Cheap labor + votes = political cave-in

That bipartisan immigration “reform” bill, crafted during secret negotiations led by President Bush, Sen. Edward Kennedy and Sen. John McCain, combines a Republican desire for cheap labor with a Democratic vision of cheap votes. The result is a stubborn refusal to halt illegal immigration, one of the most serious problems facing the United States. By granting legal status to millions of illegal immigrants, this legislative chimera would make securing our borders even harder than it is now.

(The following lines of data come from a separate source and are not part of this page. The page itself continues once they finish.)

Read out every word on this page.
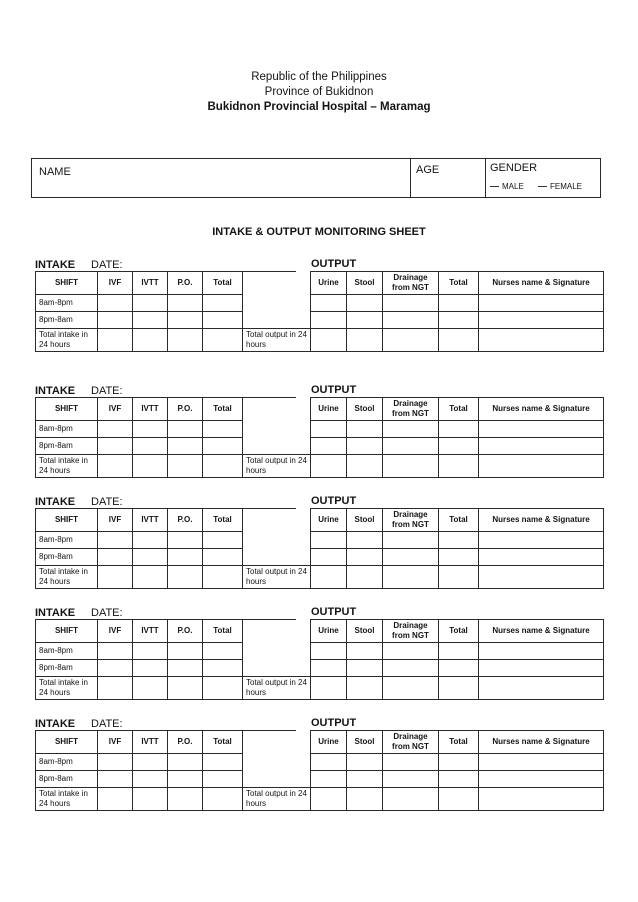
Republic of the Philippines
Province of Bukidnon
Bukidnon Provincial Hospital – Maramag
NAME	AGE	GENDER
MALE	FEMALE
INTAKE & OUTPUT MONITORING SHEET
INTAKE DATE:	OUTPUT
SHIFT	IVF	IVTT	P.O.	Total		Urine	Stool	Drainage from NGT	Total	Nurses name & Signature
8am-8pm										
8pm-8am										
Total intake in 24 hours					Total output in 24 hours					
INTAKE DATE:	OUTPUT
SHIFT	IVF	IVTT	P.O.	Total		Urine	Stool	Drainage from NGT	Total	Nurses name & Signature
8am-8pm										
8pm-8am										
Total intake in 24 hours					Total output in 24 hours					
INTAKE DATE:	OUTPUT
SHIFT	IVF	IVTT	P.O.	Total		Urine	Stool	Drainage from NGT	Total	Nurses name & Signature
8am-8pm										
8pm-8am										
Total intake in 24 hours					Total output in 24 hours					
INTAKE DATE:	OUTPUT
SHIFT	IVF	IVTT	P.O.	Total		Urine	Stool	Drainage from NGT	Total	Nurses name & Signature
8am-8pm										
8pm-8am										
Total intake in 24 hours					Total output in 24 hours					
INTAKE DATE:	OUTPUT
SHIFT	IVF	IVTT	P.O.	Total		Urine	Stool	Drainage from NGT	Total	Nurses name & Signature
8am-8pm										
8pm-8am										
Total intake in 24 hours					Total output in 24 hours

The Senate plan hinges on issuing three categories of renewable Z visas for skilled temporary and agricultural workers (and in many case their families as well), with provisions that would supposedly prevent document fraud. But the new visa program would be run by the same bureaucracy that has proven incapable of enforcing existing immigration laws. And if it’s impossible now to “round’emup and deport all 12 million of them” — as we incessantly hear — why should anybody believe the immigration bureaucrats will be able to find the millions of illegals to make sure they jump through all the new hoops?

The Senate bill essentially offers amnesty for illegal workers who show up to pay a $5,000 fee, promise to learn English, go back to visit their home countries, and then wait up to 13 years here for a green card. However, the real risk of being sent home is extremely low; only a fraction, for example, of the 600,000 illegals who are convicted felons being held in state and federal prisons will ever be deported. Even with generous incentives, many illegals will find it easier simply to maintain the status quo.

Although the bill reduces the government’s current emphasis on reuniting families here — rather than in their country of origin — 60 percent of future immigration would still be based on familial ties. For each job American taxpayers supposedly refuse to do, they often get a whole extended immigrant family to support in return. The bill would limit green card eligibility to spouses and minor children of U.S. citizens, but, with millions offered an easy “pathway to citizenship,” the flood of newcomers to this country will continue unabated.

The amnesty provisions are supposed to kick in only after the federal government beefs up border security and adopts an employer-verification system, two essential steps it has repeatedly failed to take even as unchecked illegal immigration drains our resources, depresses wages of our own citizens, overwhelms the safety net and threatens our national security. By rewarding illegal entry with a visa and eventual citizenship, this bill is an affront to the millions of legal immigrants who show enough respect for American values to stand in line and wait their turn. Few immigrants will be stupid enough to do so in the future.

Television and radio personality Frosty Wooldridge summed it up exactly: “No borders, no order, no nation.” Our future as a sovereign nation is what’s really at stake in the immigration debate, but too many Washington politicians would rather trade security for cheap labor and cheap votes. Call it a cave-in, a sell-out or mere perfidy; it will be a national disaster for this proposal to become law.